Поехали не рано. Мухины обедали, собирались куда-то, были без денег, расстроены и нам, кажется, не очень рады. Я думаю, Вал<ентина> Михайл<овна> главным образом побаивается, как бы мы не обобрали Серг<ея> Алекс<андровича>. Пошли на луг. Потом к Там<аре> Мих<айловне>. У них неплохо. Пили чай, был там Чернявский. Болтали еще уютно. Нужно было добывать денег. У Пронина полный развал и безденежье. Зашли еще к Шайкевичам. Угодили на обед; полный стол родственных жидов. Потом карты. Рано уехали.

40 р. (21 июля 1918 г.);

Что же было? Не помню. Кажется, ничего, но денег нет и нет книг и чая. Бегали отыскивать. Нет. Зашли вечером к Лулу. Там Чернявские, Чернова. Читал стихи я. Роза Львовна плакала. Взял книги. Да, ходил к Алекс<ею> Ивановичу. Он отклонил. Ужасно это. Что же было еще? но что-то было (22 мая 1919 г.);

Что же было. Выбежал за хлебом, но хлеба не нашел. Купил булок, а хлеб у мамаши спрятан. Еще с Юр. ходили. Приятно утром ходить, только все заперто. Прошелся и по рынку, но долго все это. Что же делали еще. Встретили Ландау. Что же мы делали? Господи, что же мы делали? Нигде, кажется, не были. Ели еще пасху на Невском, много слонялись. Денег у меня мало. Выходили покупать масло и т. п. Вести морские разные не плохие (15 июня 1919 г.)[800].
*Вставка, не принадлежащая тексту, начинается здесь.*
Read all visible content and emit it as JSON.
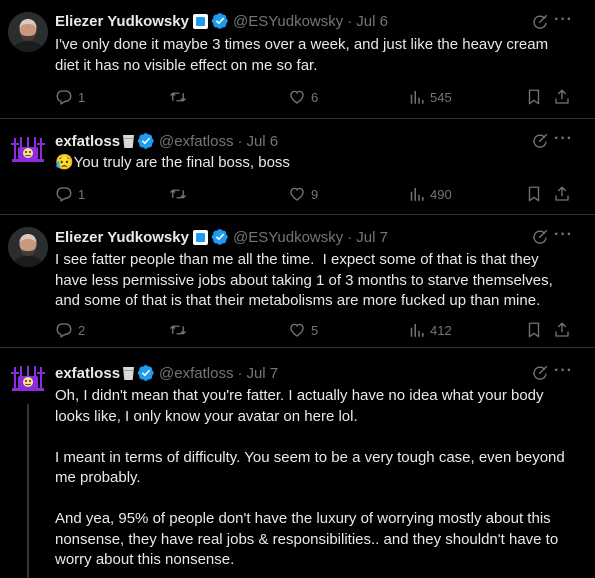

Своеобразное преломление этой манеры можно увидеть, с одной стороны, в кузминских «каталогах» лирики 1919 года (цикл «Плен»). В перечислении бытовых реалий, действий и окружающих предметов можно видеть не только копинговую стратегию и заклинание действительности, но и медленную фиксацию лирическим сознанием раздробления реальности, исчезновения сути жизни, скрепляющей все происходящее. Кузминские «списки» – это еще и хроника превращения человека в немыслящее создание, ограниченное заботами о насущном и едва чувствительное к красоте и творчеству:

Затоптанные

Даже не сапогами,

Не лаптями,

А краденными с чужой ноги ботинками,

Живем свободные,

Дрожим у нетопленной печи

(Вдохновенье).

Ходим впотьмах к таким же дрожащим друзьям.

Их так мало, —

Едим отбросы, жадно косясь на чужой кусок.

Туп ум,

Не слышит уже ударов.

Нет ни битв, ни пожаров.

(«Ангел благовествующий»).

В стихотворении «Декабрь морозит в небе розовом…» (1920) есть схожие с дневниковыми записями риторические ходы. Строгая референция записей прерывается восклицаниями, которые не нуждаются в ответе, и жалобами, замкнутыми на озвучившем их; переход между этими модусами говорения происходит немотивированно, как и в дневнике (см. выше запись от 15 июня 1919 года):

Декабрь морозит в небе розовом,

Нетопленный мрачнеет дом.

А мы, как Меншиков в Березове,

Читаем Библию и ждем.

И ждем чего? самим известно ли?

Какой спасительной руки?

Уж взбухнувшие пальцы треснули

И развалились башмаки.

Дневник 1918–1920 годов обнаруживает гораздо большее число текстуальных совпадений и параллелей с кузминским творчеством, чем проза. Ранее подобная ситуация была характерна как раз для творчества начала 1900-х годов. Однако маловероятно, что, как и в условном 1906 году, Кузмин намеренно объединял жизнь и творчество в рамках модернистской стратегии. Скорее, мы видим обратную ситуацию с аналогичным результатом: к слиянию дневника и поэзии приводило предельное напряжение душевных и жизненных сил. Стихи этих лет можно считать метакомментарием к дневнику – фиксируя хронику своего распада, Кузмин осмысляет ее в поэзии, вынося себе и действительности неутешительный приговор, и одновременно преодолевает этот распад в новом творческом акте. Так дневник становится лабораторией также и кузминской поэзии, однако со временем не поглощает ее. (Вероятно, это можно объяснить более высоким статусом поэзии в творческой системе Кузмина как более совершенного искусства по сравнению с прозой.) Следовательно, краткая и скупая фиксация событий в дневнике – это не результат утрат, а намеренно реализуемая творческая стратегия, которую автор не считал нужным менять.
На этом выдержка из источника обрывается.